COZY922

存在の耐えられない軽さのCOZY922のレビュー・感想・評価

存在の耐えられない軽さ(1988年製作の映画)
3.6
ダニエルデイルイスの、まとわりつくような眼差しに、服の上から視姦されている気分になる。気持ち悪さを感じながらも見てしまう中毒性。

1968年プラハの春。自由化途上の激動の時代。1人の男と2人の女。男は優秀な外科医。だが、無類の女好き。女の1人は奔放な画家。束縛を嫌い自由に生きる。もう1人は田舎育ち。キュートだけどどこか垢抜けない。そんな3人の三角関係。愛と友情と性。言ってみればそれだけの話。だけど、微妙なバランスの関係が不可解かと思えばなぜかナチュラルに感じたりもする不思議な空気がある。

ソ連の軍事介入で緊迫感漂うプラハの重苦しさと、女と見ればすぐに口説くトマシュのこの上ない軽さ。シリアスな政情に、滑稽な人物描写。どうしようもなく好きだからこそ嫌いにもなる トマシュへの愛情と嫌悪。結婚という名の束縛と、unsteadyな愛人関係。劇中、幾つもの両極やアンビバレンスが描かれる。

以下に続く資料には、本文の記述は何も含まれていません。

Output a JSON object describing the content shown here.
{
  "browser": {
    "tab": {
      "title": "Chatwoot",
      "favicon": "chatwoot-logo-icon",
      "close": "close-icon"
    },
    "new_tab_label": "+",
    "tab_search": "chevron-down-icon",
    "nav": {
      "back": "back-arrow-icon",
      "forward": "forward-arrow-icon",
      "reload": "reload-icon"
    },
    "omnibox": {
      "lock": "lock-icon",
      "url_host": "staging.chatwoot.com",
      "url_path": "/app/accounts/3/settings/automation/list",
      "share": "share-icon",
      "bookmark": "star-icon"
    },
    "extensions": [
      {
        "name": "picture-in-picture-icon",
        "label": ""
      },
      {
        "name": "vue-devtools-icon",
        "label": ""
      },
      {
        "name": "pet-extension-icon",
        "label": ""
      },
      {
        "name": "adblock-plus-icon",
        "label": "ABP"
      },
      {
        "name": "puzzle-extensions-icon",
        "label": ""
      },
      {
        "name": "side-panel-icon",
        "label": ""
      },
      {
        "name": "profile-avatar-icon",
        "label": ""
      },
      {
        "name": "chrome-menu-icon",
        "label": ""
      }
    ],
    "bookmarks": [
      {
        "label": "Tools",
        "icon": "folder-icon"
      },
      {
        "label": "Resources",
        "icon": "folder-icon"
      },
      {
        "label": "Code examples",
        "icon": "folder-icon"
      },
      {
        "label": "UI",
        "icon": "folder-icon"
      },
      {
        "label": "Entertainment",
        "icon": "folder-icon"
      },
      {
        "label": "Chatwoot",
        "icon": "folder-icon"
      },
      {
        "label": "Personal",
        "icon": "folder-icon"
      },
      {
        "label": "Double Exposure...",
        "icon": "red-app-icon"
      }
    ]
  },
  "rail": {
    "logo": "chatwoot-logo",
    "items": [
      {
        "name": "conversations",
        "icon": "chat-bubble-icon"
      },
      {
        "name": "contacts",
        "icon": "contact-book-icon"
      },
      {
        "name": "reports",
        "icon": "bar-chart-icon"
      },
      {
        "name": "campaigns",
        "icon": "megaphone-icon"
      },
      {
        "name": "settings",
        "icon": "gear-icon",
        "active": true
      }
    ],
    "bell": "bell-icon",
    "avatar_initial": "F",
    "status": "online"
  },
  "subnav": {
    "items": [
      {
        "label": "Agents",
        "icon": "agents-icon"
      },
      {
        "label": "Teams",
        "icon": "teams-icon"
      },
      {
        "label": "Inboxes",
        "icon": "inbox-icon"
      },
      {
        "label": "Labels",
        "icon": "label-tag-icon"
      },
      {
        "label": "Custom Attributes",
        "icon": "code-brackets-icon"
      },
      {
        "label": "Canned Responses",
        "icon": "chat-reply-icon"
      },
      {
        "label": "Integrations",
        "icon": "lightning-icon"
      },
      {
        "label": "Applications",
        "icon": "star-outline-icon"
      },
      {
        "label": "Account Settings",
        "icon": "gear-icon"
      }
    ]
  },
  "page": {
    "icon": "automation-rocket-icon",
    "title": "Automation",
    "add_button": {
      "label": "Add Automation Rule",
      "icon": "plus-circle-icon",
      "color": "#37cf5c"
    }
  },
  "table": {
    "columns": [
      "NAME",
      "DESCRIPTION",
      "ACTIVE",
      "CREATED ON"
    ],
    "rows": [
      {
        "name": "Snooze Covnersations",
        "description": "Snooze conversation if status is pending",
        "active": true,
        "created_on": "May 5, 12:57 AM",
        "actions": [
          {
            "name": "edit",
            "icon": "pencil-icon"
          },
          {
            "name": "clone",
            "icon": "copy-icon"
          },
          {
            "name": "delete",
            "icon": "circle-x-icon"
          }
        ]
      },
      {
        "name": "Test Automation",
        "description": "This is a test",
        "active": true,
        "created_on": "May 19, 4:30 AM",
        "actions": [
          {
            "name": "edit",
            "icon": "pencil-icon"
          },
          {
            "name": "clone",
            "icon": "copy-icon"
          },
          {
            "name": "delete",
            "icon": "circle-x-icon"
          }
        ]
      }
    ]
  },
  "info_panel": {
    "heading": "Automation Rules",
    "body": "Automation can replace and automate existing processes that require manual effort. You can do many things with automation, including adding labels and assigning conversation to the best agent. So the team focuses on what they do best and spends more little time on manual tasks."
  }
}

テレーザから見ればトマシュの生き方は軽くて耐えられない。同時に彼にとっての自分の存在も、全体の一部に過ぎない軽いものだと感じるのも無理はない。だが、そのどうしようもなく軽い男は思想については殊更に頑固。ソ連の要求する署名に周りが皆サインしても彼だけは圧力に迎合することなく、職を追われても断固として署名を拒否する。

軽さって何なんだろう?
誰とでも寝る軽薄。取って代われる脆い存在。権力に屈しない自由な心。誰にも束縛されない身軽さ。ネガティブな軽さとポジティブな軽さ。それぞれに異なる生き方がそこにある。

3人の生き方を見て、がらにもなく哲学的な思いにふけつつ思い出すのはトマシュの眼差しだったりする。物語は長く起伏がなく何がいいのか上手く説明できない。退屈さと気持ち悪さを感じながらも惹かれてしまう私は、どうやら本作のアンビバレントな魅力にハマったらしい。